Düşünüyorum, seneye Türk yapımı Yıldızlararası diye bir film girecek deseler bana, ulan bu ülkede bu filmi nasıl çekerler bugün diye, kafamda şöyle bir senaryo beliriyor:

Kaotik bir dünyayla başlıyor filmimiz. Dünyayı bir toz bulutu sarmış. İnsanlar güneşe, suya hasret kalmış. Niye? Çünkü İnsanlık bunu haketmiş. Saplandığı içkili zinalı kızlı erkekli günah batağında, Allah insanlığın belasını vermiş. LAAAPS, dakika bir gol bir, koydu adamlar alttan alttan mesajı.

Yavaşça daha özele iniyor senaryo. Kızın biri var, Orta Anadolu’da bir çiftçi kızı. İsmi Merve olsun. Hatta, artık Merve’ler de bitiyor, muhtemelen Ümmü Merve falan olur da, neyse biz gene Merve diye geçelim. Nedir bu kızımızın olayı? Odasındaki kitaplar durup dururken yere düşüyor. (Bir sahnede zaten kamera düşen kitaplara yakınçekime geçtiğinde görürüz, düşen kitaplar da “Evrim Aldatmacası”, “Ulu Hakan”, “Risale-i Nur”, “Bir Bayrak Rüzgar Bekliyor” falan olur herhalde.) Kız gidip bunu babasına söyleyince, gelsin kurşun dökmeler, gitsin cin çıkarmalar. Önce durumun ne olduğunu çözecek bir mübarek din alimi bulunur, sonra kızımıza musallat olan ve odasındaki kitapları oradan oraya savuran bu melûn kafir yaratık, binbir badireler ardından hocamızın nefesinin de gücüyle def edilerek, Merve kızımız iç dünyasındaki huzura tekrar kavuşmuş olur. Bizde çekilse, gemiyle uzayla kim uğraşacak, böyle bağlanırdı bu filmin devamı herhalde. İsmi de, Beynelnecm olacak değil ya, olsa olsa “Ümmü Merve” ya da “Garabet” falan gibi bir şey olurdu herhalde…

2 Comments

  • dea
    Posted 07/01/2015 at 01:08

    yav tabi bilim-kurgu, bilimsel bir belgesel olmak zorunda değil ama kurgu’nun da kurgu olabilmesi için kendi içinde bir mantık inşa etmesi, sonra da filmde geçen olayların kendi kurduğu mantık içerisinde bir yere oturması gerekiyor.

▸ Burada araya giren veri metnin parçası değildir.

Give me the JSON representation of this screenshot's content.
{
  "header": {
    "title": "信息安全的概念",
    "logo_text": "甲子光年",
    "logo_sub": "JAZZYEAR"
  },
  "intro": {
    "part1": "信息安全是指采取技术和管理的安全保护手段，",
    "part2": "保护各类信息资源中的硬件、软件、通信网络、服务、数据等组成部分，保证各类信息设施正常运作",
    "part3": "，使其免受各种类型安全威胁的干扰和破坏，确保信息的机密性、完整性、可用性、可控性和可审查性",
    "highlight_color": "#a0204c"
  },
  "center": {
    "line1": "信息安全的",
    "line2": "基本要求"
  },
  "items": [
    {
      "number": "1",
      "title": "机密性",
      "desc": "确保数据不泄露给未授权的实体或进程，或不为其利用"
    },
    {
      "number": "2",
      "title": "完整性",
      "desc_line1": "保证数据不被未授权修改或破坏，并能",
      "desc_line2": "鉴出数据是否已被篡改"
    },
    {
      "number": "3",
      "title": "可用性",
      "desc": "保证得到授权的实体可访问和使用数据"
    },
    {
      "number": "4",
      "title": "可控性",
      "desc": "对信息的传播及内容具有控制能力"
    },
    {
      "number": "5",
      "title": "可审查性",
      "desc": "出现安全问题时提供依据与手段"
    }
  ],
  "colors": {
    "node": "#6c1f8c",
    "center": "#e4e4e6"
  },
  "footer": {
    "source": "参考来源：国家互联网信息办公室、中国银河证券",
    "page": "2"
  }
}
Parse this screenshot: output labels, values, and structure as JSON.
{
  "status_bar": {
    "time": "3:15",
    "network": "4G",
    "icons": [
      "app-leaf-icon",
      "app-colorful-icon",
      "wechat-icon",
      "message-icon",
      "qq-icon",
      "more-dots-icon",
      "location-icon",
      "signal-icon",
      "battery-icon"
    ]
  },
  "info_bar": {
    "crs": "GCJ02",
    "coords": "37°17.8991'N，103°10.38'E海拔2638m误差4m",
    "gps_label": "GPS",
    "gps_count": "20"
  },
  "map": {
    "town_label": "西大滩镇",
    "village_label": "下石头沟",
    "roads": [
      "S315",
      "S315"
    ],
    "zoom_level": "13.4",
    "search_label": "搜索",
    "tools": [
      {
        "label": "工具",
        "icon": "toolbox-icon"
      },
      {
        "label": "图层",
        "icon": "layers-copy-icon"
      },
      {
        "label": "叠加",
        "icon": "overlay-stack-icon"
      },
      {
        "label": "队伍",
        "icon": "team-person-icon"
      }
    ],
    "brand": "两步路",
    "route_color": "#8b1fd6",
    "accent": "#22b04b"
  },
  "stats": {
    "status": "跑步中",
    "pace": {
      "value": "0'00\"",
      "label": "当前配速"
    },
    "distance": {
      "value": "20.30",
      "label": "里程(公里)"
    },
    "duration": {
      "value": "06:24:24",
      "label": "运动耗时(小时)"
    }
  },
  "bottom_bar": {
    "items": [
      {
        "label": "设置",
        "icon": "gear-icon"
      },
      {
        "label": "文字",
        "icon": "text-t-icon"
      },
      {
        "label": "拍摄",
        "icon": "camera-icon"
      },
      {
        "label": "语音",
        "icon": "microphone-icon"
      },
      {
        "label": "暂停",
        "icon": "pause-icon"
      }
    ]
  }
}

    interstellar oturuyor, oturmuyor tartışması yapmıycam da (oturmuyor) öyle tariflediğin gibi serkeş bilim-kurgu da YERİN DİBİNE BATSIN!!!!

  • Post Author
    dellez
    Posted 08/01/2015 at 10:44

    Ben de oturuyor demiyorum, bilakis oturması şart değil zaten diyorum zaten yapraam.